Thursday, December 19, 2013
One more day with my mouth open, not saying a thing. It is supposed to be the last session of my Magnus Dentus Opus, although the need for some post-impartum adjustments may be inevitable. After all, I’ve paid a lot for this new grimace.
Friday, December 20, 2013
After my three hour session yesterday, I returned to work with new teeth, an unfamiliar bite and sore gums. I hope that the teeth remain, I grow accustomed to the bite and the pain wears off. For the rest of the day, I am sticking to simple, soft foods, fried rice at Wo Hop, 17 Mott Street, for lunch. Mind you, that’s not in the way of a compromise. Wo Hop’s fried rice (I often mix and match ingredients, today beef and shrimp) is probably the best fried rice in Chinatown, and served in large portions. The only thing wrong with that is that you can’t reasonably order fried rice as a complement to another dish when eating alone, unless you don’t mind leaving over a lot of food, which simply is not my style.
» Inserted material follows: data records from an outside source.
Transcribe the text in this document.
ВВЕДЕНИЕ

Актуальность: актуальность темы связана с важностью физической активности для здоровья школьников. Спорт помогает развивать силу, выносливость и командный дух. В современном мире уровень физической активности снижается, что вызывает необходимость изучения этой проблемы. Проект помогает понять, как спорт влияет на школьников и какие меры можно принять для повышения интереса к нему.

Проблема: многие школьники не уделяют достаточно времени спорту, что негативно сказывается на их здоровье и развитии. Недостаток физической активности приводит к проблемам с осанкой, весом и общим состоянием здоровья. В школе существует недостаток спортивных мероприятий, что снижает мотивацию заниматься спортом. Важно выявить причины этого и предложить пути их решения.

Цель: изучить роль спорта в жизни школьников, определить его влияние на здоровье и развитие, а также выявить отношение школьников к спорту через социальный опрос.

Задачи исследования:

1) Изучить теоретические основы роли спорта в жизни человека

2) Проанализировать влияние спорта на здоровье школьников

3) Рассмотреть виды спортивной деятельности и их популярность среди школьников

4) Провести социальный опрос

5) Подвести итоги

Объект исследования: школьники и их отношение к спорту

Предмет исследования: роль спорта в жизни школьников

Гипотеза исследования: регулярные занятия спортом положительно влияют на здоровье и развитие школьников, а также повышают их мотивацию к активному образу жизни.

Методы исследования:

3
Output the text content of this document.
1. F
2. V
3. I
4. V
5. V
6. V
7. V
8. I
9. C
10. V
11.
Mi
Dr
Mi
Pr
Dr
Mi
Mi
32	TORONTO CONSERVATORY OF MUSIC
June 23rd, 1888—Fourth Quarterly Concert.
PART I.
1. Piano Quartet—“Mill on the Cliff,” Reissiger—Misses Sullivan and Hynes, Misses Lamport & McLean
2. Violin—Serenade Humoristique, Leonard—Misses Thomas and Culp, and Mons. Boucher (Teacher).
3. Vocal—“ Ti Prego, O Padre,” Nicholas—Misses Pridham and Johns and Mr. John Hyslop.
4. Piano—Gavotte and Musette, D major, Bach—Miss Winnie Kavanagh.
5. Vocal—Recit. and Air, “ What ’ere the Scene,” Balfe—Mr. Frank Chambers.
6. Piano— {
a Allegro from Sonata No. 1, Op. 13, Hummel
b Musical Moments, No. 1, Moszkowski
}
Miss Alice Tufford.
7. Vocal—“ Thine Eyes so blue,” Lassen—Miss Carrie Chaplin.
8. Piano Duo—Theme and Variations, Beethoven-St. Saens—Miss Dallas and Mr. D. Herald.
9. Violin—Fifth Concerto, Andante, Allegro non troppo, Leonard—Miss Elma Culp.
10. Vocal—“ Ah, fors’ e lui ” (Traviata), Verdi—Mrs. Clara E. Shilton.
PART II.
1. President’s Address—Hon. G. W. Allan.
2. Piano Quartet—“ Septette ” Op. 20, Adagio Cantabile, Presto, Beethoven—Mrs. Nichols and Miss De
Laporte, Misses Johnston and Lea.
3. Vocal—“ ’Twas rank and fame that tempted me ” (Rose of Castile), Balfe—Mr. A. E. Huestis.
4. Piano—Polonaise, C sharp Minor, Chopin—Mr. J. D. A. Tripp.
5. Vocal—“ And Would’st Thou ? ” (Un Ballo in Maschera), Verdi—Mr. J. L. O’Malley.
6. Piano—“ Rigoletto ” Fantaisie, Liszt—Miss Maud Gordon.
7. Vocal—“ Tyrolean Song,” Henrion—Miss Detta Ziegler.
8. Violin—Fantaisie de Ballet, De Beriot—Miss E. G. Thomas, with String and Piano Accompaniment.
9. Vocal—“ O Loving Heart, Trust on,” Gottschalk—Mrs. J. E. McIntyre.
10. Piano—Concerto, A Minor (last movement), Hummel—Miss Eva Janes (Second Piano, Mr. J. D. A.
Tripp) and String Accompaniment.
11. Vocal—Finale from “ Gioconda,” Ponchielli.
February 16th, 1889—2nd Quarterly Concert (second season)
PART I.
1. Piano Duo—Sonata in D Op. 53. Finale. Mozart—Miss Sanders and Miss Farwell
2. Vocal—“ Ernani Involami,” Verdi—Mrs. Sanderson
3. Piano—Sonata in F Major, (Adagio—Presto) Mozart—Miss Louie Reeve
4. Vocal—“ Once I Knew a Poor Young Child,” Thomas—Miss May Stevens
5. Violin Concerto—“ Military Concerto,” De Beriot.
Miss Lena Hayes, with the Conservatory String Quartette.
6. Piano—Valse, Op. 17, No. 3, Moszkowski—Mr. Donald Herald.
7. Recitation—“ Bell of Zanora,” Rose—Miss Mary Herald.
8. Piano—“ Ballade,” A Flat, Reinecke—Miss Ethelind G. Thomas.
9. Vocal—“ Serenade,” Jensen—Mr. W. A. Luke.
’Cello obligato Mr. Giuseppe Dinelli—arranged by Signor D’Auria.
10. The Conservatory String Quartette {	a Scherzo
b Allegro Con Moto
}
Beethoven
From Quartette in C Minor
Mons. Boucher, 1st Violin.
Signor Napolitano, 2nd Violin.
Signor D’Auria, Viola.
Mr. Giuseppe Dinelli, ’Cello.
Those of you who live around here, or just about anywhere in the Northeast, know that precipitation in the form of snow or rain has been the prevailing weather pattern for the last couple of weeks, combined with cold temperatures. So, I’m stuck trying to explain what I have observed during this period. Many of the racks in New York’s bike sharing program have loads of empty slots, presumably meaning that the bikes are in use. For instance, this morning, admittedly a bit milder than recent days, around 9 AM, I counted seven bicycles in the rack on Reade Street, east of Broadway, which has 40 slots. Later, near 11 AM, the bike rack directly in front of the courthouse on Centre Street, just below Worth Street, had 24 bikes and 19 empty slots. Where have all the bicycles gone? Have they flown south for the winter? Are Century Village and Pembroke Pines in Florida as full of blue bikes as blue-haired ladies from New York?